Wallet compromise runbook

A compromise indicator is unauthorized transactions you didn't initiate (visible on dydx.trade or your block explorer). Random pop-ups on a website are NOT a compromise indicator — those are phishing attempts.

If you actually see unauthorized activity, assume the worst and act fast. If you're not sure, take a screenshot and review with a fresh head — most 'compromise alerts' are phishing scares.

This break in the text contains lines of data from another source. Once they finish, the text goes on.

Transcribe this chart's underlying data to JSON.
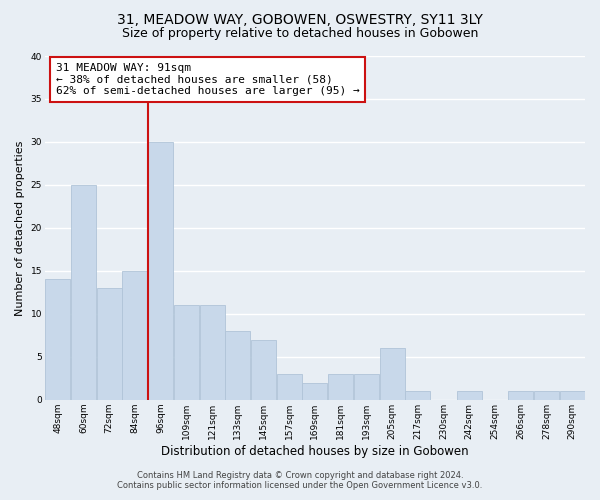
{
  "title": "31, MEADOW WAY, GOBOWEN, OSWESTRY, SY11 3LY",
  "subtitle": "Size of property relative to detached houses in Gobowen",
  "xlabel": "Distribution of detached houses by size in Gobowen",
  "ylabel": "Number of detached properties",
  "bar_color": "#c8d8ea",
  "bar_edge_color": "#b0c4d8",
  "vline_color": "#cc1111",
  "annotation_text": "31 MEADOW WAY: 91sqm\n← 38% of detached houses are smaller (58)\n62% of semi-detached houses are larger (95) →",
  "annotation_box_color": "white",
  "annotation_box_edge": "#cc1111",
  "categories": [
    "48sqm",
    "60sqm",
    "72sqm",
    "84sqm",
    "96sqm",
    "109sqm",
    "121sqm",
    "133sqm",
    "145sqm",
    "157sqm",
    "169sqm",
    "181sqm",
    "193sqm",
    "205sqm",
    "217sqm",
    "230sqm",
    "242sqm",
    "254sqm",
    "266sqm",
    "278sqm",
    "290sqm"
  ],
  "values": [
    14,
    25,
    13,
    15,
    30,
    11,
    11,
    8,
    7,
    3,
    2,
    3,
    3,
    6,
    1,
    0,
    1,
    0,
    1,
    1,
    1
  ],
  "ylim": [
    0,
    40
  ],
  "yticks": [
    0,
    5,
    10,
    15,
    20,
    25,
    30,
    35,
    40
  ],
  "background_color": "#e8eef4",
  "plot_bg_color": "#e8eef4",
  "grid_color": "#ffffff",
  "footer_line1": "Contains HM Land Registry data © Crown copyright and database right 2024.",
  "footer_line2": "Contains public sector information licensed under the Open Government Licence v3.0.",
  "title_fontsize": 10,
  "subtitle_fontsize": 9,
  "xlabel_fontsize": 8.5,
  "ylabel_fontsize": 8,
  "tick_fontsize": 6.5,
  "annotation_fontsize": 8,
  "footer_fontsize": 6
}
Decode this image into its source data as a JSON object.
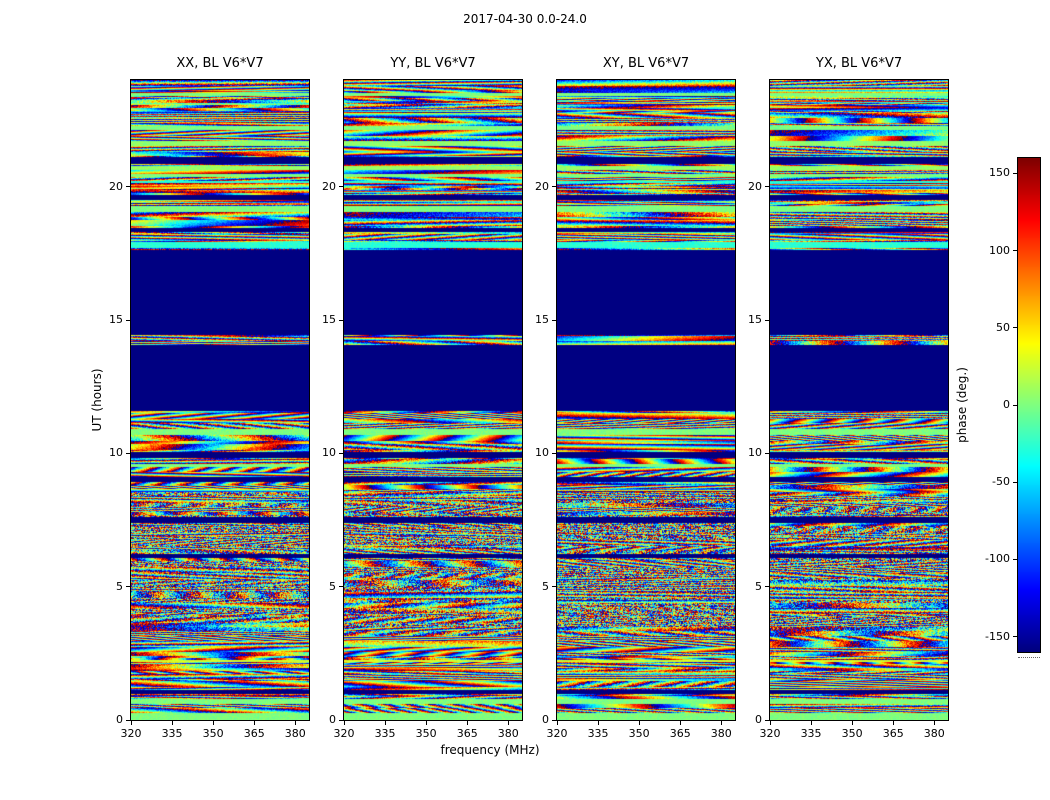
{
  "figure": {
    "title": "2017-04-30 0.0-24.0",
    "background": "#ffffff"
  },
  "panels": [
    {
      "title": "XX, BL V6*V7",
      "seed": 11
    },
    {
      "title": "YY, BL V6*V7",
      "seed": 29
    },
    {
      "title": "XY, BL V6*V7",
      "seed": 47
    },
    {
      "title": "YX, BL V6*V7",
      "seed": 73
    }
  ],
  "axes": {
    "x_label": "frequency (MHz)",
    "y_label": "UT (hours)",
    "x_ticks": [
      "320",
      "335",
      "350",
      "365",
      "380"
    ],
    "x_tick_values": [
      320,
      335,
      350,
      365,
      380
    ],
    "y_ticks": [
      "0",
      "5",
      "10",
      "15",
      "20"
    ],
    "y_tick_values": [
      0,
      5,
      10,
      15,
      20
    ],
    "x_range": [
      320,
      385
    ],
    "y_range": [
      0,
      24
    ]
  },
  "colorbar": {
    "label": "phase (deg.)",
    "ticks": [
      "150",
      "100",
      "50",
      "0",
      "-50",
      "-100",
      "-150"
    ],
    "tick_values": [
      150,
      100,
      50,
      0,
      -50,
      -100,
      -150
    ],
    "display_range": [
      -160,
      160
    ],
    "colormap": "jet",
    "top_color": "#800000",
    "bottom_color": "#000080"
  },
  "chart_data": {
    "type": "heatmap",
    "title": "2017-04-30 0.0-24.0",
    "panels": [
      "XX, BL V6*V7",
      "YY, BL V6*V7",
      "XY, BL V6*V7",
      "YX, BL V6*V7"
    ],
    "xlabel": "frequency (MHz)",
    "ylabel": "UT (hours)",
    "zlabel": "phase (deg.)",
    "x_range_mhz": [
      320,
      385
    ],
    "x_ticks_mhz": [
      320,
      335,
      350,
      365,
      380
    ],
    "y_range_hours": [
      0,
      24
    ],
    "y_ticks_hours": [
      0,
      5,
      10,
      15,
      20
    ],
    "phase_range_deg": [
      -180,
      180
    ],
    "colorbar_ticks_deg": [
      150,
      100,
      50,
      0,
      -50,
      -100,
      -150
    ],
    "colormap": "jet",
    "flagged_time_ranges_ut": [
      [
        7.4,
        7.62
      ],
      [
        9.82,
        10.05
      ],
      [
        11.6,
        14.05
      ],
      [
        14.45,
        17.62
      ],
      [
        18.3,
        18.45
      ],
      [
        19.5,
        19.68
      ],
      [
        20.85,
        21.12
      ]
    ],
    "calm_time_ranges_ut": [
      [
        0,
        0.28
      ]
    ],
    "high_noise_time_range_ut": [
      3.2,
      8.6
    ],
    "description": "Interferometric visibility phase fringes vs frequency and UT for baseline V6*V7 (four correlation products); solid dark-blue bands are flagged / no data."
  }
}
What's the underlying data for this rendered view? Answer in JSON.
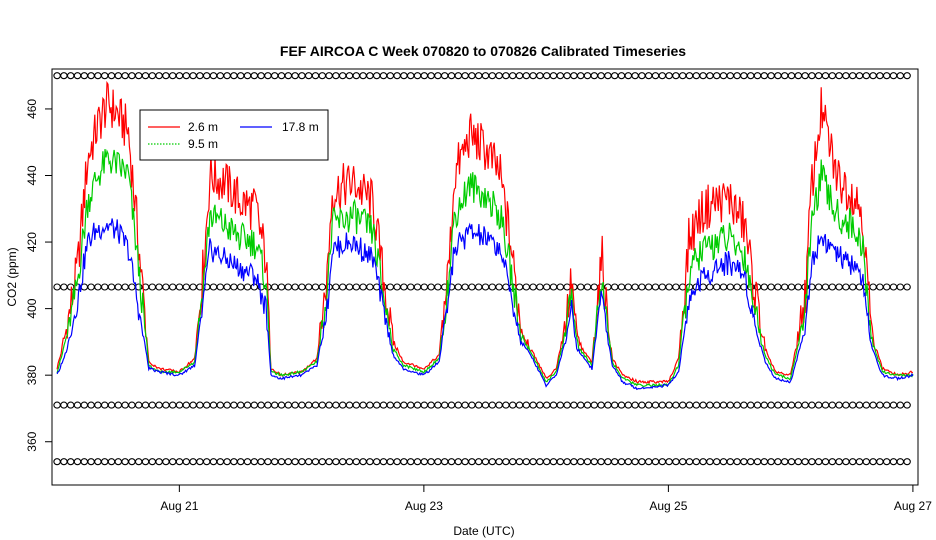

Generate a brand-new mnemonic on a clean device (ideally a fresh Keplr install on a different computer, or a hardware wallet you haven't connected to anything yet). DO NOT use the compromised wallet's Keplr to set up the new one — the attacker may already have the seed.

From the compromised wallet (you still hold the keys until the attacker uses them), send all funds: withdraw USDC from subaccount 0 → bank, then send bank USDC + DYDX to the new wallet's address. Speed matters.

Once funds are in the new wallet, the compromised wallet has nothing left to steal. But the on-chain authenticator (Botely trading key) is still registered against the old owner address. Doesn't matter for fund safety, but is hygiene.

Revoke from /app/settings → "Revoke" button, then run `dydxprotocold tx accountplus remove-authenticator <id> --from <old-owner-keyname>` from the CLI to also remove on-chain. The fee is paid by the old owner — that's fine.

Update Botely to point at the new owner address: in /app/settings the wizard now uses your new Keplr account. Re-run the wizard to register a new trading key tied to the new owner.

Update the bot's .env (Phase 0) or wait for Phase 1 auto-pickup. Restart the bot.

Update DYDX_ADDRESS in the bot's .env if it was hardcoded to the old address.

Where did the leak happen? Common vectors: (a) seed typed into a fake Keplr lookalike site, (b) seed photographed and stored in cloud (Google Drive, iCloud, GitHub Gist), (c) malware on the device running Keplr, (d) physical access to a written seed.

Whatever caused it, don't repeat it. For high-value wallets, consider switching to a hardware wallet — the seed never leaves the device's secure element. See the mnemonic-best-practices guide.